The weight or size of a diamond is measured in carats (ct.).
One carat weighs 1/5 of a gram and is divided into 100 points, so a diamond weighing 1.07 ct. is referred to as “one carat and seven points.”
- 0.75 carat = 75 points
- 1/2 carat = 50 points
- 1/4 carat = 25 points
With an accuracy of 1/100,000 carat, the IGI scales provide a highly precise diamond weight, down to the hundredth or thousandth of a carat.
It is important to note that diamonds of the same weight don’t necessarily have the same size appearance. Those cut too shallow or deep may look small for their weight, or suffer in brilliance. As a reference, IGI recommends the following vertical spreads for round brilliant diamonds.
When diamonds are mined, large gems are discovered much less frequently than small ones, which make large diamonds much more valuable.
Diamond prices rise exponentially with carat weight. So, a 2-carat diamond of a given quality is always worth more than two 1-carat diamonds of the same quality.
Most diamonds of gem quality used in jewelry vary in shade from completely colorless down to a visible yellow or brown tint.
The rarest and most expensive are diamonds in the colorless range graded D,E and F on a scale that descends to Z. Diamonds with more color than Z, or in other shades such as orange, pink, blue, etc. are classified as “Fancy Colored Diamonds” and are graded on the IGI Colored Diamond Report.
To determine the correct color, all submitted diamonds are compared to an internationally accepted master set of stones, the colors of which range from D, or colorless (the most sought after) to Z, the most yellow/brown – aside from “fancy” yellow or brown.
IGI assigns a color grade for diamonds in the D-Z range with the diamond face-down and viewed through the pavilion. This is because size, shape, cut quality and the presence of fluorescence can influence visible face-up color.
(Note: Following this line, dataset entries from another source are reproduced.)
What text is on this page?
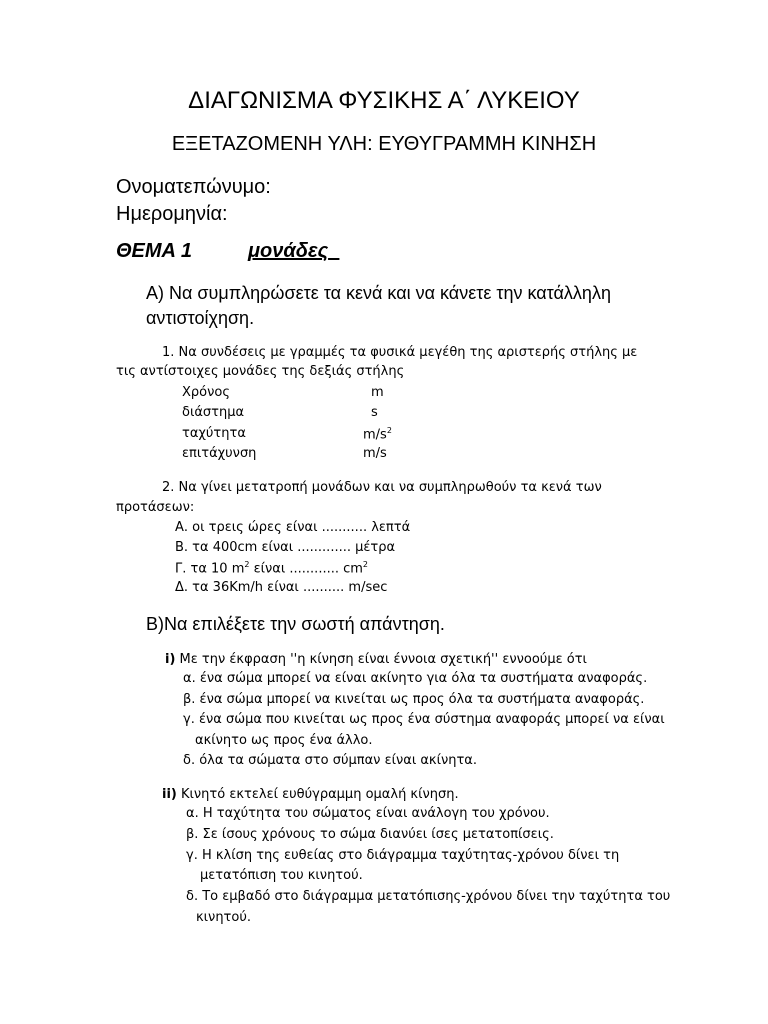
ΔΙΑΓΩΝΙΣΜΑ ΦΥΣΙΚΗΣ Α΄ ΛΥΚΕΙΟΥ
ΕΞΕΤΑΖΟΜΕΝΗ ΥΛΗ: ΕΥΘΥΓΡΑΜΜΗ ΚΙΝΗΣΗ
Ονοματεπώνυμο:
Ημερομηνία:
ΘΕΜΑ 1	μονάδες
Α) Να συμπληρώσετε τα κενά και να κάνετε την κατάλληλη
αντιστοίχηση.
1. Να συνδέσεις με γραμμές τα φυσικά μεγέθη της αριστερής στήλης με
τις αντίστοιχες μονάδες της δεξιάς στήλης
Χρόνος
διάστημα
ταχύτητα
επιτάχυνση
m
s
$m/s^2$
m/s
2. Να γίνει μετατροπή μονάδων και να συμπληρωθούν τα κενά των
προτάσεων:
Α. οι τρεις ώρες είναι ........... λεπτά
Β. τα 400cm είναι ............. μέτρα
Γ. τα 10 $m^2$ είναι ............ $cm^2$
Δ. τα 36Km/h είναι .......... m/sec
Β)Να επιλέξετε την σωστή απάντηση.
i) Με την έκφραση ''η κίνηση είναι έννοια σχετική'' εννοούμε ότι
α. ένα σώμα μπορεί να είναι ακίνητο για όλα τα συστήματα αναφοράς.
β. ένα σώμα μπορεί να κινείται ως προς όλα τα συστήματα αναφοράς.
γ. ένα σώμα που κινείται ως προς ένα σύστημα αναφοράς μπορεί να είναι
ακίνητο ως προς ένα άλλο.
δ. όλα τα σώματα στο σύμπαν είναι ακίνητα.
ii) Κινητό εκτελεί ευθύγραμμη ομαλή κίνηση.
α. Η ταχύτητα του σώματος είναι ανάλογη του χρόνου.
β. Σε ίσους χρόνους το σώμα διανύει ίσες μετατοπίσεις.
γ. Η κλίση της ευθείας στο διάγραμμα ταχύτητας-χρόνου δίνει τη
μετατόπιση του κινητού.
δ. Το εμβαδό στο διάγραμμα μετατόπισης-χρόνου δίνει την ταχύτητα του
κινητού.
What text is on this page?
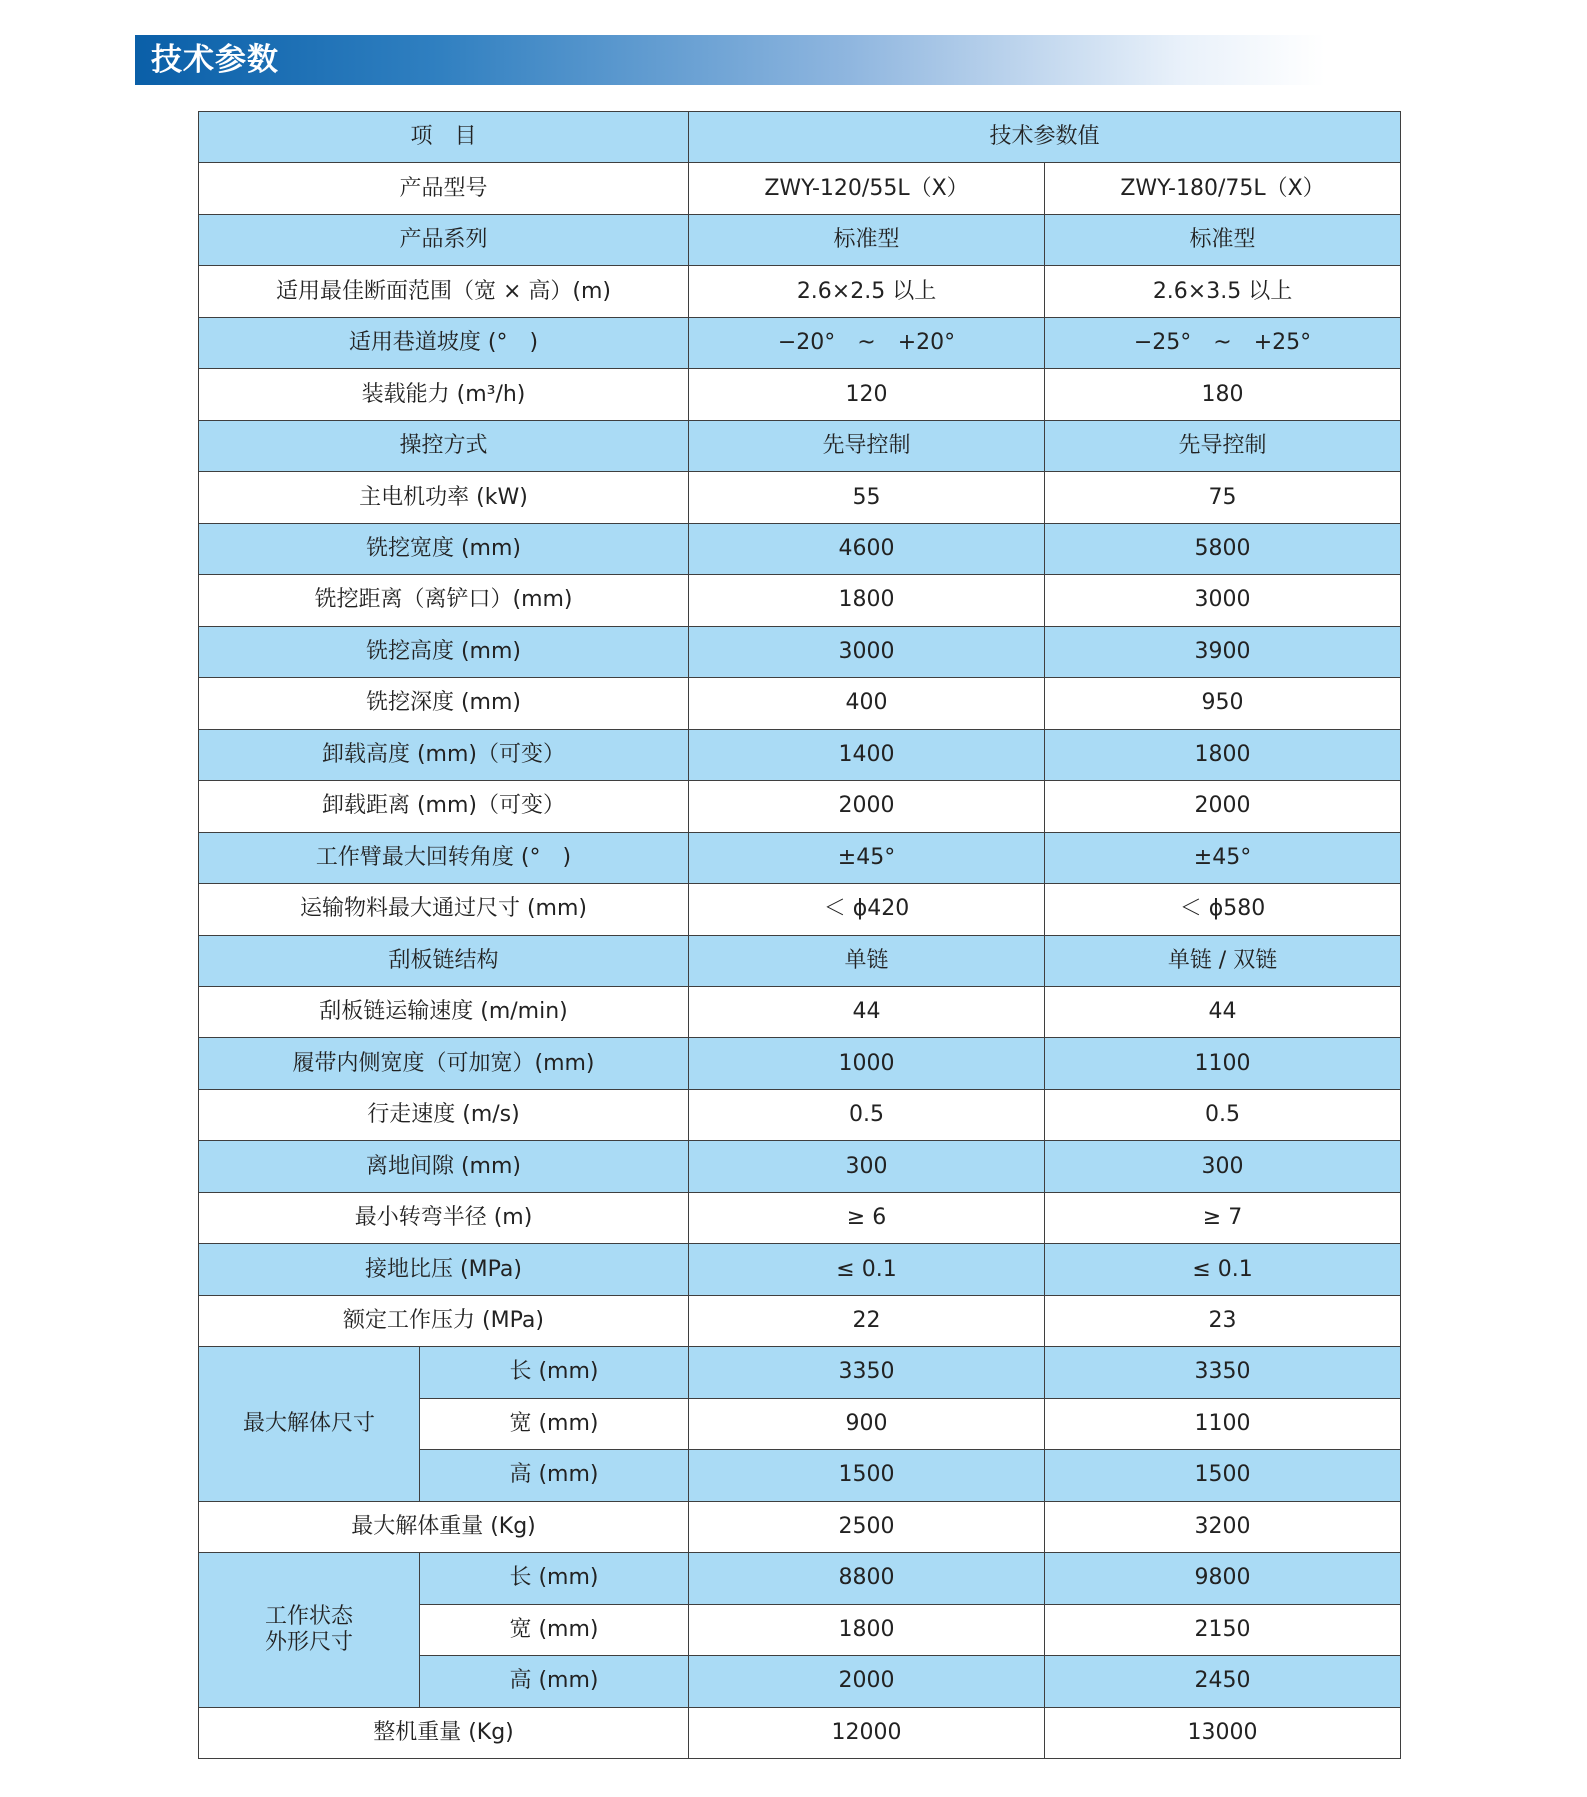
技术参数
项　目		技术参数值	
产品型号		ZWY-120/55L（X）	ZWY-180/75L（X）
产品系列		标准型	标准型
适用最佳断面范围（宽 × 高）(m)		2.6×2.5 以上	2.6×3.5 以上
适用巷道坡度 (°　)		−20°　~　+20°	−25°　~　+25°
装载能力 (m³/h)		120	180
操控方式		先导控制	先导控制
主电机功率 (kW)		55	75
铣挖宽度 (mm)		4600	5800
铣挖距离（离铲口）(mm)		1800	3000
铣挖高度 (mm)		3000	3900
铣挖深度 (mm)		400	950
卸载高度 (mm)（可变）		1400	1800
卸载距离 (mm)（可变）		2000	2000
工作臂最大回转角度 (°　)		±45°	±45°
运输物料最大通过尺寸 (mm)		＜ ϕ420	＜ ϕ580
刮板链结构		单链	单链 / 双链
刮板链运输速度 (m/min)		44	44
履带内侧宽度（可加宽）(mm)		1000	1100
行走速度 (m/s)		0.5	0.5
离地间隙 (mm)		300	300
最小转弯半径 (m)		≥ 6	≥ 7
接地比压 (MPa)		≤ 0.1	≤ 0.1
额定工作压力 (MPa)		22	23
最大解体尺寸	长 (mm)	3350	3350
	宽 (mm)	900	1100
	高 (mm)	1500	1500
最大解体重量 (Kg)		2500	3200
工作状态
外形尺寸	长 (mm)	8800	9800
	宽 (mm)	1800	2150
	高 (mm)	2000	2450
整机重量 (Kg)		12000	13000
In fact, lighting, mounting choice and even the clothes one wears have an impact on color, so IGI uses the most neutral environment possible to ensure accurate and consistent results.
Since diamonds form under extreme heat and pressure, internal and external characteristics are common. These characteristics help gemologists separate natural diamonds from synthetics and stimulants, and identify individual stones.
There are two types of clarity characteristics: inclusions and blemishes. In order to grade the clarity of a diamond, it is necessary to observe the number and nature of external and internal characteristics of the stone, as well as their size and position. The difference is based on their locations: inclusions are enclosed within a diamond, while blemishes are external characteristics. IGI grading reports show plotted diagrams of clarity characteristics marked in red for internal and green for external features.
While nature determined the color and clarity of a natural diamond, man is responsible for the cut quality which brings it to life. The planning, proportions, cutting precision and details of finish determine how brilliant, dispersive and scintillating the diamond will be. If the cutting factors under man’s control are not optimized, the appearance of the diamond can be adversely affected.
Diamond faceting has changed over time, particularly as lighting has evolved. There are many shapes and cutting styles, each with different visual properties. The most popular diamond in the age of modern electric lighting is the Round Brilliant.
When a ray of light touches the surface, part of it is reflected back. This is called external refraction. The rest of the ray penetrates the stone and moves through it. This is known as refraction. The part of the ray reflected back to the surface exits, broken into spectral colors in a prism-like effect. This is known as dispersion. All of these elements contribute to the appearance of a diamond.
Elements of diamond beauty can be described as brilliance (all light returning to the eye), dispersion or ‘fire’ (seen as white light is broken into spectral colors), contrast patterns (contrasting light and dark areas created by the viewer’s reflection) and scintillation or ‘sparkle’ (seen as the diamond, the light source or the observer move). These qualities combine to create the life of the diamond and the way it reacts to lighting and environment.